Several limitations are present in this study. The exact numbers of urologic cancer patients and their treatments require validation. The numbers in this study were checked only by only the entered diagnostic codes in the EMR. However, our preliminary results likely do reflect an accurate trend over the measured decade. Furthermore, the differences between these numbers and previously entered data could be used to confirm the differences between the diagnostic codes in the EMR and real medical services. This may be related to entry error or the medical insurance system.19 Finally, selection bias cannot be avoided with the retrospective model.
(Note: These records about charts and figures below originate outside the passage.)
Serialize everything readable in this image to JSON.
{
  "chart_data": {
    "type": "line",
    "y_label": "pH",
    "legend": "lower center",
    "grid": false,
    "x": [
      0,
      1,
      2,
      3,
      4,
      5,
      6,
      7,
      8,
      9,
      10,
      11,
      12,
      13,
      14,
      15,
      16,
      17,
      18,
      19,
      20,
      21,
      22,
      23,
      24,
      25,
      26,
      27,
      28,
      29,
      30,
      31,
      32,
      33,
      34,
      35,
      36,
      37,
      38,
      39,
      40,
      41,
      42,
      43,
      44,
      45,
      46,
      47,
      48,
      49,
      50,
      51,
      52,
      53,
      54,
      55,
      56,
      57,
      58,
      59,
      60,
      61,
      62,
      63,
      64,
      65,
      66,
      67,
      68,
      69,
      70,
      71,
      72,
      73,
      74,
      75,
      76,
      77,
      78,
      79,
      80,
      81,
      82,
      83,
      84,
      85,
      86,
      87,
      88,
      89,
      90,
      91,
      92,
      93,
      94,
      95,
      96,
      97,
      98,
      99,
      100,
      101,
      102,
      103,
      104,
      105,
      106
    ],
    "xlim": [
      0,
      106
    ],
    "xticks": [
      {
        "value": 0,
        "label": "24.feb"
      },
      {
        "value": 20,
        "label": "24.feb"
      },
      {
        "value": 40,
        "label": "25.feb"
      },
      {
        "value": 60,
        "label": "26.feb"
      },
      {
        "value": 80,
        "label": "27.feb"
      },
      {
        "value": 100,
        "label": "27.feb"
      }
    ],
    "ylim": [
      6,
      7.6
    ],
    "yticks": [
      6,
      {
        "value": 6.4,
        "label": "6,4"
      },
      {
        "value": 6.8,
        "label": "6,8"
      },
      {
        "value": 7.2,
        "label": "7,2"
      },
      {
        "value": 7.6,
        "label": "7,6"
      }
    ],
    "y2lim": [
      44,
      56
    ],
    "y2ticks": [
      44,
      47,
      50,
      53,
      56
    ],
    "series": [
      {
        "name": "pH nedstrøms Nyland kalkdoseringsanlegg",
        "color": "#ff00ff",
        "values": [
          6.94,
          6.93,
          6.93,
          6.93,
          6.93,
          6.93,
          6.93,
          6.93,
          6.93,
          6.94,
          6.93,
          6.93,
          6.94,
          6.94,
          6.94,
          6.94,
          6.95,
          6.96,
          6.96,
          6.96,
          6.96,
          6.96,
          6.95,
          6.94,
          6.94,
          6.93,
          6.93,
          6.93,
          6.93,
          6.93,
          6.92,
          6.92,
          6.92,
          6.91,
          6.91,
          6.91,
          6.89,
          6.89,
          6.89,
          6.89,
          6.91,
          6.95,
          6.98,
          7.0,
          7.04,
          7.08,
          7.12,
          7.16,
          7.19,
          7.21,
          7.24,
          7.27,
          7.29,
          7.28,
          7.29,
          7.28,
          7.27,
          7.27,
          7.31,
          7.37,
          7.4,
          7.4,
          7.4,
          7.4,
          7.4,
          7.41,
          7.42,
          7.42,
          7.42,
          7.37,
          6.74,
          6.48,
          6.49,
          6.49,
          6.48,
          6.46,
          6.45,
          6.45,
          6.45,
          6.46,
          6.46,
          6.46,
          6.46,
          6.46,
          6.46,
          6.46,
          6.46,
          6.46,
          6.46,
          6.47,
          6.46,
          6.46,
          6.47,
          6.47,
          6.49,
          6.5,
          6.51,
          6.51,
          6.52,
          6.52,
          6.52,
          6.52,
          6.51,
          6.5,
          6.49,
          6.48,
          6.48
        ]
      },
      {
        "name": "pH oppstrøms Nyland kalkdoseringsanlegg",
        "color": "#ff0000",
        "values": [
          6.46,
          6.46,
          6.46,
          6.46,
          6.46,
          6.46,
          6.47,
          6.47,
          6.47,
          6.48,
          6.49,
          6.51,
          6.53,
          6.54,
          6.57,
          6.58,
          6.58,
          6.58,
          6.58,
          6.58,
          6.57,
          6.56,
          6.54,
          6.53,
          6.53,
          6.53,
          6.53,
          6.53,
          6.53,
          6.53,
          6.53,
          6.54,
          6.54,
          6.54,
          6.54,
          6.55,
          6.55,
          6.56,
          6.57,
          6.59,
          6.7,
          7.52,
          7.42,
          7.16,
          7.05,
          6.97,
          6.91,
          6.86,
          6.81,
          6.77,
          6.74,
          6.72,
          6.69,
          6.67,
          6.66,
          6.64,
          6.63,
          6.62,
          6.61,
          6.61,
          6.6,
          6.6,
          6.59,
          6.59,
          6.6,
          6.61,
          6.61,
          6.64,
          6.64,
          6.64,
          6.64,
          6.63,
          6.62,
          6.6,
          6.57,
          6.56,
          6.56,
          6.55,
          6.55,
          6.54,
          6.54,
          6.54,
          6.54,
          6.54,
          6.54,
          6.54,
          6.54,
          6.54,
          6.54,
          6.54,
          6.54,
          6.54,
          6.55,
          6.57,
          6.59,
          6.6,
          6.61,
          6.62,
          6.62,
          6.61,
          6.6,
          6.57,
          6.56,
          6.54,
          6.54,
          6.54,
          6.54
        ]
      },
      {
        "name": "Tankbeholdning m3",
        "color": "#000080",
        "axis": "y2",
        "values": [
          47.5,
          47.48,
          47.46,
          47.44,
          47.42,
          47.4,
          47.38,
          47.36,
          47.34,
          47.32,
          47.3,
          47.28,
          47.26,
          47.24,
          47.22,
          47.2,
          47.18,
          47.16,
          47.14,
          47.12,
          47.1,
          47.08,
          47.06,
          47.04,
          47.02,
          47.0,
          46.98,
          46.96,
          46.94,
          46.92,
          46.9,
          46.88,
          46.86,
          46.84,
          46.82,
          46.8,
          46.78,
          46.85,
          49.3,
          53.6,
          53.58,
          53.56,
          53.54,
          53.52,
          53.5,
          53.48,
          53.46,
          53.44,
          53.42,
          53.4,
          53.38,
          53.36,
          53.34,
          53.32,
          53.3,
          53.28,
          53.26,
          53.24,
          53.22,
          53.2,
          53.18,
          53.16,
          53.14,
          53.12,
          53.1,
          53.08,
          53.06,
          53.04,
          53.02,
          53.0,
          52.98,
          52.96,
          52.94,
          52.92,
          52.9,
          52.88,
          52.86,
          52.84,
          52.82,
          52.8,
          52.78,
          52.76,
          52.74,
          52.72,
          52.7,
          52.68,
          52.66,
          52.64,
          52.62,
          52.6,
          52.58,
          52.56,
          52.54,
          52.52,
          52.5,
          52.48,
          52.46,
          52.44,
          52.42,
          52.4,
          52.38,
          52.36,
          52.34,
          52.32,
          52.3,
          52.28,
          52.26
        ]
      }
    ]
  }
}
Our institution is the biggest medical center in Korea, and many patients were transferred here from other hospitals.
CONCLUSIONS
Using a standardized method, the AMC-UCD fosters multidisciplinary research. This constructed database provides access to clinical statistics to effectively assist research. Preliminary data should be refined through EMR chart review. The successful organization of data from 2007–2016 provides a framework for future periods of investigation and prospective models.
Notes
The authors claim no conflicts of interest.